Pittsburgh famously blew the lead and gave up three runs in the bottom of the ninth, capped off by a Francisco Cabrera liner to left. Bonds could not make the throw home in time to catch former Pirate Sid Bream at the plate despite pleas from Van Slyke to move up in the outfield.
Bonds opting to bet on himself rather than listen to his center fielder cost the Bucs their best chance at a championship since.
2015
The 2015 Pirates were loaded with talent and depended on a steady starting rotation and timely hitting. Led by Andrew McCutchen, Starling Marte, Pedro Alvarez, Gerrit Cole, A.J. Burnett, and the deadline acquisition of J.A. Happ, the Pirates lost the NL Central by two games to the St. Louis Cardinals. Burnett, Cole, McCutchen, and closer Mark Melancon all made the 2015 All-Star Game.
St. Louis (100-62), Pittsburgh (98-64), and the Chicago Cubs (97-65) concluded the greatest season in division history and one of the best top-three finishes baseball has ever seen.

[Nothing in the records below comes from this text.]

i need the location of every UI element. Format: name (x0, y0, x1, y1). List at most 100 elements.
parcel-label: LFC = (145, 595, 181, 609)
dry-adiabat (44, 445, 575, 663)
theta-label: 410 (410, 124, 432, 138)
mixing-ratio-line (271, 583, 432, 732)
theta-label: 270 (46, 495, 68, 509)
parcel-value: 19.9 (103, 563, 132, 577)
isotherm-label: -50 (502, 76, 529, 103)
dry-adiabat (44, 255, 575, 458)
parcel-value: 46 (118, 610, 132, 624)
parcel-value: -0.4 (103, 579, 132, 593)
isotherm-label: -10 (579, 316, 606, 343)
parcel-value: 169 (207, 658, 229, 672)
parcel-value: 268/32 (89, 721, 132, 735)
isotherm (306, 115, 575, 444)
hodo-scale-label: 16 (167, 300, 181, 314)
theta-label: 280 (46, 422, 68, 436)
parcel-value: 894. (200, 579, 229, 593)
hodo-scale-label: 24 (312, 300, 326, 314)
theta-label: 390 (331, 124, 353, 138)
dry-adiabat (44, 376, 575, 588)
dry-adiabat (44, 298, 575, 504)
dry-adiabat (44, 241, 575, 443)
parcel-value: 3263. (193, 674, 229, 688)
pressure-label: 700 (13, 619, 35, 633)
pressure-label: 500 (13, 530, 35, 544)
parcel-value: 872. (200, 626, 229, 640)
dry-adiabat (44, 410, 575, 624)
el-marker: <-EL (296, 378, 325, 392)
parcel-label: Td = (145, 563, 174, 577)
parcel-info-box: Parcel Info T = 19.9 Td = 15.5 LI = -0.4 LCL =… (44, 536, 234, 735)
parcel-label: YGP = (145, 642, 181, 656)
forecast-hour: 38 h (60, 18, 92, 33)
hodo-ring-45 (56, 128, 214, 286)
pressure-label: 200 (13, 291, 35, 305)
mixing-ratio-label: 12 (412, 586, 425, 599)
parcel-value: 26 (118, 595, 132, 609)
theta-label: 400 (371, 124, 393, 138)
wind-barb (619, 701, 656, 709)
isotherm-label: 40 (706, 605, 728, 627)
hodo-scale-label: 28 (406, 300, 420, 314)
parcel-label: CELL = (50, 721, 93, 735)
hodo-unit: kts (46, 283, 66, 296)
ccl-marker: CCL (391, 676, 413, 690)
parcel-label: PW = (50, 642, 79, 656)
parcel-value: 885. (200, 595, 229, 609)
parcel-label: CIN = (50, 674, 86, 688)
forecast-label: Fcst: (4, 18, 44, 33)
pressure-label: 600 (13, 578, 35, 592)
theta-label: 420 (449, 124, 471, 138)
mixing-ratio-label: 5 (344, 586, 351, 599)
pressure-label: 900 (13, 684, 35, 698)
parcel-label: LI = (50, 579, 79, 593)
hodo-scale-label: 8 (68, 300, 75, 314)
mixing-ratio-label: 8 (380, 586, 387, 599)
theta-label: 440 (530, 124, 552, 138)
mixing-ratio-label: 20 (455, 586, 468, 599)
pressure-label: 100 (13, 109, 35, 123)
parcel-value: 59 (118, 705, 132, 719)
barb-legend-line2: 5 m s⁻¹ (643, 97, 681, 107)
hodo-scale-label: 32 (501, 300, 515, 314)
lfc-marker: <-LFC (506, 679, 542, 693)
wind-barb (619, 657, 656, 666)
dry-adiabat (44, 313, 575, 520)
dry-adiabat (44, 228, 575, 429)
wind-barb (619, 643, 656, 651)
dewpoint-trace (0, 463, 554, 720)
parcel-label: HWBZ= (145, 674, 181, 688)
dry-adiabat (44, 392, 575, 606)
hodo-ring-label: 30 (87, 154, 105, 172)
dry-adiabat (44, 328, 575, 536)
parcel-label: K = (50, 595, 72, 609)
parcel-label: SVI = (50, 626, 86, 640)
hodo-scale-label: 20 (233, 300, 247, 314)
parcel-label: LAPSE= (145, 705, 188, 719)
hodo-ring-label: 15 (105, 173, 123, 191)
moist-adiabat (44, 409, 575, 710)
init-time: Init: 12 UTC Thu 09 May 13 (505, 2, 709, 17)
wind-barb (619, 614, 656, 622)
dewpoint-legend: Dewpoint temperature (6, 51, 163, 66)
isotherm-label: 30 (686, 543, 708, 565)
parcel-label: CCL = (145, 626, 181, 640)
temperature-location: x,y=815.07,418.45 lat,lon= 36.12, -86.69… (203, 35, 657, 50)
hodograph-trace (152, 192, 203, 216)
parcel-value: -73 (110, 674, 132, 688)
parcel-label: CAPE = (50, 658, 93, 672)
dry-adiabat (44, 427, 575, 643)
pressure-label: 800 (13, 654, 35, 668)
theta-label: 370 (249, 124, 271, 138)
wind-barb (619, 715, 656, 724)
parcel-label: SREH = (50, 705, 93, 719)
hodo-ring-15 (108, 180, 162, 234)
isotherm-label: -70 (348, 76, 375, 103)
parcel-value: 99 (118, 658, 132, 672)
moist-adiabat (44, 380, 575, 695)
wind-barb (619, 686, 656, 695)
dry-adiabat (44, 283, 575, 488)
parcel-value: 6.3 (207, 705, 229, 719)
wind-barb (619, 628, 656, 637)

The Pirates hosted and lost to a buzzsaw in Jake Arrieta and the Cubs after the eventual Cy Young winner posted an astonishing 0.75 ERA in the second half and carried his success into the 2015 one-game wild card.

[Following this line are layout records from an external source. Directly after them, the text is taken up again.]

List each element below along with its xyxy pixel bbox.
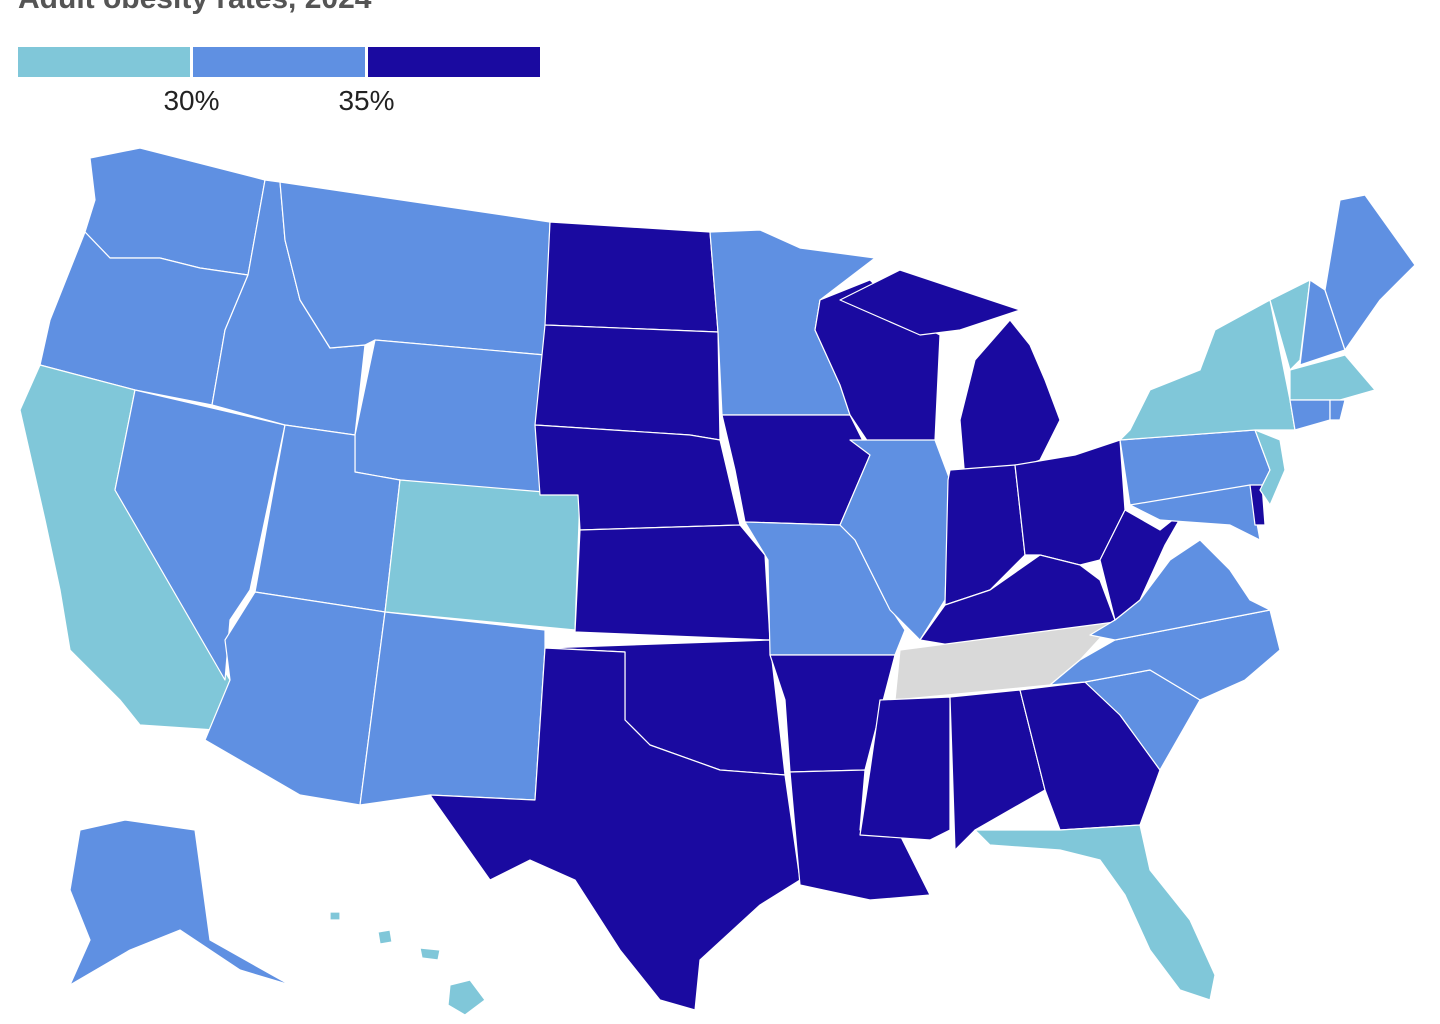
state: [419, 947, 441, 961]
state: [429, 647, 801, 1011]
legend-tick-label: 30%: [163, 85, 219, 116]
state: [354, 339, 546, 496]
state: [839, 269, 1021, 336]
map-title: Adult obesity rates, 2024: [18, 0, 372, 15]
state: [69, 819, 291, 986]
state: [1289, 354, 1376, 401]
legend-swatch: [18, 47, 190, 77]
state: [574, 524, 771, 641]
state: [534, 324, 721, 441]
state: [1119, 299, 1296, 441]
state: [1049, 609, 1281, 701]
legend-tick-label: 35%: [338, 85, 394, 116]
legend: 30% 35%: [18, 47, 540, 116]
state: [1324, 194, 1416, 351]
state: [1249, 484, 1266, 526]
state: [329, 911, 341, 921]
state: [1129, 484, 1261, 541]
legend-swatch: [368, 47, 540, 77]
state: [1099, 509, 1186, 621]
state: [839, 439, 951, 641]
states: [19, 147, 1416, 1016]
state: [974, 824, 1216, 1001]
legend-swatch: [193, 47, 365, 77]
state: [959, 319, 1061, 481]
state: [949, 689, 1046, 851]
state: [279, 181, 551, 356]
state: [84, 147, 266, 276]
state: [544, 221, 719, 333]
state: [384, 479, 581, 631]
state: [359, 611, 546, 806]
state: [204, 591, 386, 806]
state: [447, 979, 486, 1016]
state: [1254, 429, 1286, 506]
state: [1329, 399, 1346, 421]
state: [1289, 399, 1331, 431]
state: [377, 929, 393, 945]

2015 marked the best team by wins Pittsburgh had posted since 1991, and they were utterly dominant at PNC Park. Different players stepped up nightly and contributed to the overall success.
Winning 98 of 162 games and being forced to play only one more to decide your playoff fate is frustrating enough, but was heightened by the belief of many the 2015 team would have won the World Series if given the chance to play five or seven games to decide it.

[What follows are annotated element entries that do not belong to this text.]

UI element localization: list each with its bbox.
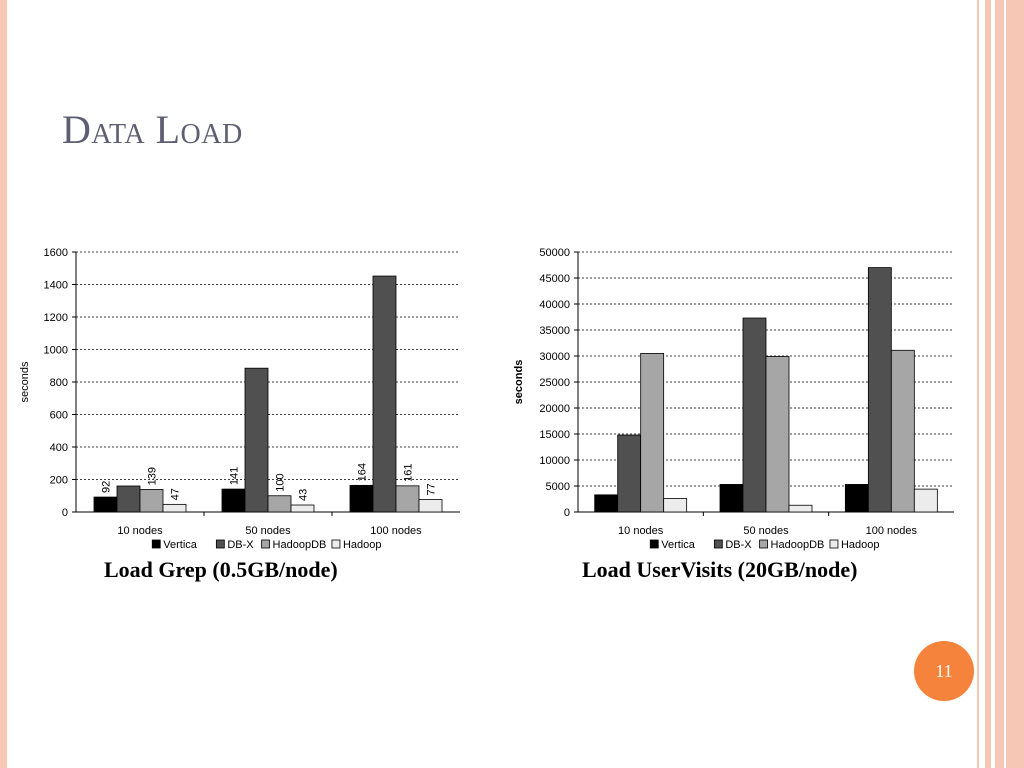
x-tick-label: 10 nodes [618,525,664,537]
bar-db-x [372,275,397,513]
bar-hadoop [788,504,813,513]
y-tick-label: 50000 [539,247,570,259]
chart-caption-grep: Load Grep (0.5GB/node) [104,557,338,582]
y-axis-label: seconds [513,360,525,405]
legend-swatch [261,539,270,549]
y-tick-label: 40000 [539,299,570,311]
y-tick-label: 15000 [539,429,570,441]
bar-hadoopdb [267,495,292,513]
page-number-badge: 11 [914,641,974,701]
bar-vertica [844,484,869,513]
bar-hadoop [418,499,443,513]
data-label: 164 [357,463,369,481]
bar-hadoopdb [395,485,420,513]
legend-label: Hadoop [343,539,382,551]
data-label: 141 [229,467,241,485]
legend-label: HadoopDB [273,539,327,551]
data-label: 43 [298,489,310,501]
right-border-stripes [977,0,1024,768]
x-tick-label: 50 nodes [743,525,789,537]
data-label: 92 [101,481,113,493]
y-tick-label: 10000 [539,455,570,467]
legend-swatch [713,539,723,549]
y-tick-label: 600 [50,410,68,422]
bar-db-x [742,317,767,513]
x-tick-label: 100 nodes [866,525,918,537]
chart-load-grep: 0 200 400 600 800 1000 1200 1400 1600 seconds 92 13… [19,247,460,551]
data-label: 77 [426,483,438,495]
y-tick-label: 45000 [539,273,570,285]
y-tick-label: 400 [50,442,68,454]
y-tick-label: 30000 [539,351,570,363]
data-label: 47 [170,488,182,500]
legend-swatch [215,539,225,549]
y-tick-label: 200 [50,475,68,487]
data-label: 139 [147,467,159,485]
legend-label: Vertica [661,539,696,551]
y-tick-label: 5000 [546,481,570,493]
legend-label: Vertica [163,539,198,551]
y-axis-label: seconds [19,361,31,402]
bar-hadoop [663,498,688,513]
data-label: 100 [275,473,287,491]
legend-swatch [331,539,341,549]
bar-db-x [617,434,642,513]
bar-hadoopdb [765,356,790,513]
y-tick-label: 1400 [44,280,68,292]
data-label: 161 [403,463,415,481]
bar-hadoop [162,503,187,513]
y-tick-label: 1200 [44,312,68,324]
slide-title: Data Load [62,107,243,152]
legend-swatch [151,539,161,549]
bar-hadoop [913,488,938,513]
bar-vertica [221,488,246,513]
bar-hadoopdb [890,349,915,513]
x-tick-label: 100 nodes [370,525,422,537]
bar-vertica [594,494,619,513]
y-tick-label: 800 [50,377,68,389]
legend-label: Hadoop [841,539,880,551]
bar-db-x [867,267,892,513]
chart-caption-uservisits: Load UserVisits (20GB/node) [582,557,858,582]
x-tick-label: 50 nodes [245,525,291,537]
legend-swatch [829,539,839,549]
bar-vertica [93,496,118,513]
bar-vertica [719,484,744,513]
y-tick-label: 20000 [539,403,570,415]
x-tick-label: 10 nodes [117,525,163,537]
y-tick-label: 1000 [44,345,68,357]
chart-load-uservisits: 0 5000 10000 15000 20000 25000 30000 35000 40000… [513,247,954,551]
y-tick-label: 35000 [539,325,570,337]
y-tick-label: 0 [62,507,68,519]
legend-swatch [759,539,768,549]
legend-swatch [649,539,659,549]
bar-hadoopdb [640,353,665,513]
y-tick-label: 0 [564,507,570,519]
legend-label: DB-X [227,539,254,551]
y-tick-label: 25000 [539,377,570,389]
y-tick-label: 1600 [44,247,68,259]
bar-db-x [244,367,269,513]
legend-label: HadoopDB [771,539,825,551]
bar-hadoop [290,504,315,513]
legend-label: DB-X [725,539,752,551]
left-border-stripe [0,0,7,768]
bar-hadoopdb [139,489,164,513]
bar-vertica [349,484,374,513]
bar-db-x [116,485,141,513]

The roster was constructed for a long and pitcher-friendly series and faced an uphill battle from the first pitch, with Arrieta channeling his inner Bob Gibson.
Witnessing the 2015 Pirates but not the 1992 team, I believe Clint Hurdle’s Bucs are the best team in franchise history to fail to reach baseball’s ultimate mountain top. The atmosphere of PNC Park electrified the city, and a lovable clutch star in Cutch attracted national attention and matched up well against the eventual champion Kansas City Royals.
Pittsburgh became a baseball town again and devastated the fan base to a similar level as 1992 and a “what if” scenario if things were different. The reality does not change but the 2015 team had minimal flaws and was an emotional thrill every game.
The task now falls on Ben Cherington and Derek Shelton’s shoulders to reconstruct the roster back to playoff capabilities and move over the hump 43 years in the making.
Editor’s note: The 1902 Pirates finished 103-36, however, there was no World Series that season. The 1903 team finished 91-49 and lost to the Boston Americans in the Series, but a lot of those old teams are hard to analyze in an article, so we kept it to the modern game. Other notables were 1927, 1962, 1972, 1977, 1990, 1991.